Фролов вошёл, вытянул руки по швам, словно это не больница была, а казарма, и воззрился на своего шефа с преданностью хорошо выдрессированного пса.
— Вот тут к вам товарищ приехал, Дмитрий Степанович, — сообщил ему главврач. — Из Москвы. Хотел задать вам несколько вопросов.
Говоря всё это, главврач даже не поднимал головы, а продолжал сосредоточенно изучать бумаги. Его занятость выглядела нарочитой, и Горецкий уже понял, что ему показывают, кто здесь хозяин. Фролов настороженно смотрел на Горецкого. Горецкий молчал. Главврач разглядывал бумаги. Пауза затянулась и стала просто неприличной. Главврач поднял глаза на Горецкого и обнаружил, что тот на него смотрит.
— Оставьте нас одних, — тихим, но твёрдым голосом потребовал Горецкий.
Фролов испуганно посмотрел на шефа.
Главврач сухо ответил:
— Общение с персоналом возможно только в моём присутствии. Я не стал бы тратить время, если бы вы не приехали издалека…
— Оставьте нас! — повторил Горецкий, понимая, что никакого содержательного разговора у них с Фроловым в присутствии главврача не сложится.
Главврач откинулся на спинку кресла и посмотрел на Горецкого так, будто только сейчас обнаружил его присутствие в своём кабинете. Так ты наглец, братец, словно хотел он сказать своим взглядом. Ты ещё не знаешь, против кого попёр.
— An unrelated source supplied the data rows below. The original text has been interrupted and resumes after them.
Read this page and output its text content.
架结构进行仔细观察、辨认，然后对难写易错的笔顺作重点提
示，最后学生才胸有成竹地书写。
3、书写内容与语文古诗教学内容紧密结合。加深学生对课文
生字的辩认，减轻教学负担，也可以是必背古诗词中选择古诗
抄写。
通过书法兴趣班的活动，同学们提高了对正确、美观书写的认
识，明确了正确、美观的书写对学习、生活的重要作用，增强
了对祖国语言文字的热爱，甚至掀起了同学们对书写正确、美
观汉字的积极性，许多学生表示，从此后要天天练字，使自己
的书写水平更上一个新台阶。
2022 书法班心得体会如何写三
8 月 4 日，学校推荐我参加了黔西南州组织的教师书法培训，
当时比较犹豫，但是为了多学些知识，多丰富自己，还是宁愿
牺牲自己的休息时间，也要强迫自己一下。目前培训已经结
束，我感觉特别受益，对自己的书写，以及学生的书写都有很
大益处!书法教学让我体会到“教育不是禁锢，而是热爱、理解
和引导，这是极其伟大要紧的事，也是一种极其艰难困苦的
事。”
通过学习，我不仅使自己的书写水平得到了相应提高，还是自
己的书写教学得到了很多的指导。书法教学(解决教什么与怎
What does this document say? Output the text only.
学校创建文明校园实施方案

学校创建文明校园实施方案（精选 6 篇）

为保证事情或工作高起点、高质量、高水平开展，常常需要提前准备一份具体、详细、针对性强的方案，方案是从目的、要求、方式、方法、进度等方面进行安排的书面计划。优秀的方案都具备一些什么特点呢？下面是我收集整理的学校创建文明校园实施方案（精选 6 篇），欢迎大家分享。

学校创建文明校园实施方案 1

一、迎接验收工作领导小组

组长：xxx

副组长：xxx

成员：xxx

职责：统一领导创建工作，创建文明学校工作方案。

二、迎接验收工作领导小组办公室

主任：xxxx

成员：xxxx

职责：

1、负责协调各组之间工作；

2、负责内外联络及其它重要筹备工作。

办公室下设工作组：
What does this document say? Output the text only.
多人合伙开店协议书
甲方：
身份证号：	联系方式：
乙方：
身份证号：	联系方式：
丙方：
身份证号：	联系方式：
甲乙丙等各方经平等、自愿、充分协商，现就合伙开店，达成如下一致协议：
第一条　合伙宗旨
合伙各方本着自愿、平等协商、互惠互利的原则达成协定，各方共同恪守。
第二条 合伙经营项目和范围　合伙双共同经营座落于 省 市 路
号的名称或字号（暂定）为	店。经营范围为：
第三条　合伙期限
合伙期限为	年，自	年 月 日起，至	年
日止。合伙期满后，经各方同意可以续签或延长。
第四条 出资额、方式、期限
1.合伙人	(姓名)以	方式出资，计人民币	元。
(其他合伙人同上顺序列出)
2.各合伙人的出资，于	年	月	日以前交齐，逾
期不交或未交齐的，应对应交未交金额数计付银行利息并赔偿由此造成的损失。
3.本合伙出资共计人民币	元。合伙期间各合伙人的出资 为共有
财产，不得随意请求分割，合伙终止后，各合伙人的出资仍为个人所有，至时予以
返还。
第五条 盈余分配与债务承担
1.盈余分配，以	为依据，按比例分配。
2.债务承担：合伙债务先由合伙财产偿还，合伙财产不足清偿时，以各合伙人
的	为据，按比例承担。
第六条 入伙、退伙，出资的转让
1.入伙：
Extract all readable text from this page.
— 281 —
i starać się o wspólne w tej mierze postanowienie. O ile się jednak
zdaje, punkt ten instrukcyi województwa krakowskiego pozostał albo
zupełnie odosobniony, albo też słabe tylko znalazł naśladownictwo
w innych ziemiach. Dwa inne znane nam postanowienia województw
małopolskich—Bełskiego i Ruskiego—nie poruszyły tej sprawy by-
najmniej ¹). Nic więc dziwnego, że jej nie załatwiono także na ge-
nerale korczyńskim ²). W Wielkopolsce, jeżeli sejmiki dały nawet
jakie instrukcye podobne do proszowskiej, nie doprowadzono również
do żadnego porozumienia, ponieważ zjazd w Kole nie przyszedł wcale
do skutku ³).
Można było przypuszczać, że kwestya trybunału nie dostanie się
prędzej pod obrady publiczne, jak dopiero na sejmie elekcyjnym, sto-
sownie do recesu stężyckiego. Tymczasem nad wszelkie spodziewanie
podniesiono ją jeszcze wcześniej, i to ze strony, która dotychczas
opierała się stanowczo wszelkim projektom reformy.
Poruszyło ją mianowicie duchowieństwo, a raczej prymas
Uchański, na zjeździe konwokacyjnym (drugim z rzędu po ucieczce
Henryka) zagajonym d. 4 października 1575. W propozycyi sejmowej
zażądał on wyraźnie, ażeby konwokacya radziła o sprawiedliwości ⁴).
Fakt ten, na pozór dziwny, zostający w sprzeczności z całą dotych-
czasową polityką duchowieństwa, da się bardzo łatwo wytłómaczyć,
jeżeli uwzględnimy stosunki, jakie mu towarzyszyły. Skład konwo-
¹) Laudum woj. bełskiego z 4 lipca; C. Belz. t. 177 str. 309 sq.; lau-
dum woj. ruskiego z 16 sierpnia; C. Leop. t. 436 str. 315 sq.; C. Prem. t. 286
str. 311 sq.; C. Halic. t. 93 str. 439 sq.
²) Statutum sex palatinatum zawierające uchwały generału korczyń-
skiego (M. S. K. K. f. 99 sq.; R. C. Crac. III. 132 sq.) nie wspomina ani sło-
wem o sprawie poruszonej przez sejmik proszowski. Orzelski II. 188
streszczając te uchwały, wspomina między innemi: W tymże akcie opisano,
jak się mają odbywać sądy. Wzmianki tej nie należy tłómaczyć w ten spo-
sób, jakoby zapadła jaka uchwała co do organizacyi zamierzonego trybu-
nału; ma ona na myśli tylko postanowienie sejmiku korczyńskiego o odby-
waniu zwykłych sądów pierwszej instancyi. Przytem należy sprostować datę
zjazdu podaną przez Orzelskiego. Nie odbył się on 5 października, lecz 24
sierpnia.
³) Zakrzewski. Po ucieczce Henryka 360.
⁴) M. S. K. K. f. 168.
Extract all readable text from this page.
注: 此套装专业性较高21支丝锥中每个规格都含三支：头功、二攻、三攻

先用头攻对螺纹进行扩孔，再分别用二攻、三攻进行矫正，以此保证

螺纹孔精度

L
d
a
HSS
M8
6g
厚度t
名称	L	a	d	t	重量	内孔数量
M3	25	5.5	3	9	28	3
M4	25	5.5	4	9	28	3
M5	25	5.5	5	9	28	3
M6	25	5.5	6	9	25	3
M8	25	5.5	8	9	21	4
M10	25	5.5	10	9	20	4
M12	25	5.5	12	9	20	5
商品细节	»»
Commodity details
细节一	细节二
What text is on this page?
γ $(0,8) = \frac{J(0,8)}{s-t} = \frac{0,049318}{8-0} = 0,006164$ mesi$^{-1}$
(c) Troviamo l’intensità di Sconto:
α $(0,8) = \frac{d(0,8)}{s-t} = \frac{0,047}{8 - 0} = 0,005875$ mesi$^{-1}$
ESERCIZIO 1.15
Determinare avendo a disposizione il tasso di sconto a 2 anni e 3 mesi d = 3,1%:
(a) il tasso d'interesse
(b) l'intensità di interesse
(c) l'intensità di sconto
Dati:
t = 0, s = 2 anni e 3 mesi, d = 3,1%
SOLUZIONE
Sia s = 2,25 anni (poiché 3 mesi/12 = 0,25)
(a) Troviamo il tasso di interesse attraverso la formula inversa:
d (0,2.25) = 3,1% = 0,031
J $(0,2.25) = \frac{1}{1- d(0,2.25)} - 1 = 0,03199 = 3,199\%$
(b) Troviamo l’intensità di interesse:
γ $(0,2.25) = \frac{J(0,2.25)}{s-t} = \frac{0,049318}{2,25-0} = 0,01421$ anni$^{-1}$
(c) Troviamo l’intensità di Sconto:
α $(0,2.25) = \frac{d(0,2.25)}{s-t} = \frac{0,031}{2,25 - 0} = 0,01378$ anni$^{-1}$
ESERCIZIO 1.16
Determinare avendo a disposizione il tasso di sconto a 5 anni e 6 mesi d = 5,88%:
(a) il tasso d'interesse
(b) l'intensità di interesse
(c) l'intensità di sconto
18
— Покиньте мой кабинет! — произнёс главврач с тихой яростью, и с бедолагой Фроловым, который был совсем ни причём, едва не случился обморок.
Наверное, Фролов знал, что такое ярость шефа. Зато на Горецкого всё это не произвело ни малейшего впечатления. Он достал из кармана свой мобильный телефон и стал набирать номер телефона генерала Калюжного.
Обнаруживший неповиновение главврач привстал в кресле, простёр свою руку в направлении двери и закричал страшно, брызгая слюной:
— Вон из моего кабинета!!!
Будто не заметив случившегося шума, Горецкий дождался соединения, кратко изложил Калюжному суть проблемы, после чего поднял, наконец, на главврача глаза и сообщил многообещающе:
— Вам позвонят.
Главврач сверкнул взглядом и плюхнулся в кресло. Бедный Фролов, про которого все, казалось, забыли, маялся у двери. Горецкий разглядывал портрет президента над головой главврача, словно примеривался, а не попросить ли ему этот портрет в качестве сувенира из Воронежа. Через несколько минут тягостную тишину в кабинете разорвал телефонный звонок. Главврач с ненавистью посмотрел на Горецкого и взял в руку трубку.
— Маслаков! — сказал он. — Слушаю!
А дальше он уже только слушал и стремительно багровел. За какие-нибудь тридцать секунд его лицо приобрело свекольный оттенок. Горецкий смотрел на него почти насмешливо.
— Так точно! — сказал главврач в трубку. — Недоразумение! Всё исправим! Я вас понял!
Он положил трубку на рычаг так осторожно, словно телефон был хрустальным.
— Извините! — сказал он, не глядя на Горецкого. — Я был не в курсе! Ну откуда же мне знать!
— У нас дело государственной важности! — резко бросил Горецкий. — Надо будет — всю Воронежскую область на уши поставим.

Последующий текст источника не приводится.